Pour une transition juste et équitable, il faut sortir de l’ombre des traités
L’urgence climatique représente une menace considérable pour la jouissance, la concrétisation et la protection de l’ensemble des droits de l’Homme.[1] L’ampleur et la portée des transformations économiques et sociales nécessaires pour atténuer et écarter les effets du changement climatique sont considérables. Tout retard dans la mise en œuvre des politiques climatiques fait peser de graves dangers sur les catégories les plus vulnérables de nos sociétés. Dans un monde profondément inégalitaire, une transformation d’une telle ampleur et d’une telle complexité exige de focaliser les décisions politiques et les lois sur les droits et les intérêts des personnes les plus exposées aux effets les plus graves, afin de parvenir à une transition juste et équitable.
En matière de prévention des violations des droits humains dans le contexte de l’urgence climatique, les obligations des États en vertu du droit international relatif aux droits de l’Homme sont de mieux en mieux reconnues et définies.[2] Dans son premier arrêt constatant une violation dans le domaine du changement climatique, la Cour européenne des droits de l’homme (CEDH) souligne la nature polycentrique du changement climatique ainsi que la nécessité d’une transformation globale et profonde de plusieurs secteurs pour parvenir à la décarbonation des économies et des modes de vie. Selon la Cour :
Ces « transitions vertes » requièrent la mise en œuvre d’un ensemble très complexe et très large d’actions, de politiques et d’investissements coordonnés faisant in[3]tervenir tant le secteur public que le secteur privé. Les individus eux-mêmes sont appelés à assumer leur part d’efforts et de responsabilités. Les politiques de lutte contre le changement climatique posent donc inévitablement des questions d’adaptation sociale et de répartition de l’effort entre les générations, ce qui concerne aussi bien les différentes générations de personnes vivant actuellement que les générations futures.[4]

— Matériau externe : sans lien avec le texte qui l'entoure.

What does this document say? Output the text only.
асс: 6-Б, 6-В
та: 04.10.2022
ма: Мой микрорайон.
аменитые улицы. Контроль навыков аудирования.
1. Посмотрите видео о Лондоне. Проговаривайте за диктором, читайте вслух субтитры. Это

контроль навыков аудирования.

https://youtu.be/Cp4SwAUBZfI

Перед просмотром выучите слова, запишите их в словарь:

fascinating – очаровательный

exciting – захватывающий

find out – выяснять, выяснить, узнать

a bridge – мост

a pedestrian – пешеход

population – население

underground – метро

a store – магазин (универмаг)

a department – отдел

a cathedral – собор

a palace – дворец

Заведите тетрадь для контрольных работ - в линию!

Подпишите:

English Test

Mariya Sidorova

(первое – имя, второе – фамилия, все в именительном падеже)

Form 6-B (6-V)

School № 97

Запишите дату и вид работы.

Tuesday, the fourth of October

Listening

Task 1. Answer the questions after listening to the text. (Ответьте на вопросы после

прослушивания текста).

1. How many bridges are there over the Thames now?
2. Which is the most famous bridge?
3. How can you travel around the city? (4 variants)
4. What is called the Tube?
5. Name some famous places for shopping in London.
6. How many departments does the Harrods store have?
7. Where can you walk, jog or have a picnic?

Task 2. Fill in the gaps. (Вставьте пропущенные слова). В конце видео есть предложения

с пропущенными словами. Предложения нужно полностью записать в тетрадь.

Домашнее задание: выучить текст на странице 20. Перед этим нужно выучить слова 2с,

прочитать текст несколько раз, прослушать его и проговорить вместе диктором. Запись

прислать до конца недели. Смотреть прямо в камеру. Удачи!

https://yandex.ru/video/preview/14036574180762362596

La Convention-cadre des Nations unies sur les changements climatiques (CCNUCC) et l’Accord de Paris le reconnaissent : l’atténuation de l’urgence climatique ne peut se faire sans une réduction significative des émissions de carbone (article 4 de la CCNUCC et article 2 du Protocole de Kyoto ; article 4 de l’Accord de Paris) et la prévention de la déforestation (article 5(2) de l’Accord de Paris). Les obligations des États découlant du droit international relatif aux droits de l’Homme et du droit climatique peuvent être interprétées comme exigeant, entre autres mesures, des dispositions pour mettre fin à la déforestation, réduire notablement la dépendance à l’égard des combustibles fossiles et augmenter rapidement les capacités et les infrastructures en matière d’énergies renouvelables. La question reste de savoir si, comme l’a déclaré Chris Shaw dans une interview accordée à Break Down Radio, les approches actuelles en matière d’action climatique ne feront que « reproduire le monde actuel, les émissions en moins ». En d’autres termes, les politiques et prescriptions qui guident actuellement l’action climatique sont-elles en mesure d’assurer une transition verte juste et équitable, et si non, quels sont les obstacles ? Dans cet article, j’examinerai la corrélation entre les traités d’investissement et l’action climatique ainsi que l’objectif d’une transition juste et équitable, en mettant l’accent sur le lien entre ces traités et la nécessité de partager le fardeau, soulignée dans l’arrêt KlimaSeniorinnen mais aussi dans d’autres décisions et résolutions clés en matière de droit international relatif aux droits de l’Homme.[5]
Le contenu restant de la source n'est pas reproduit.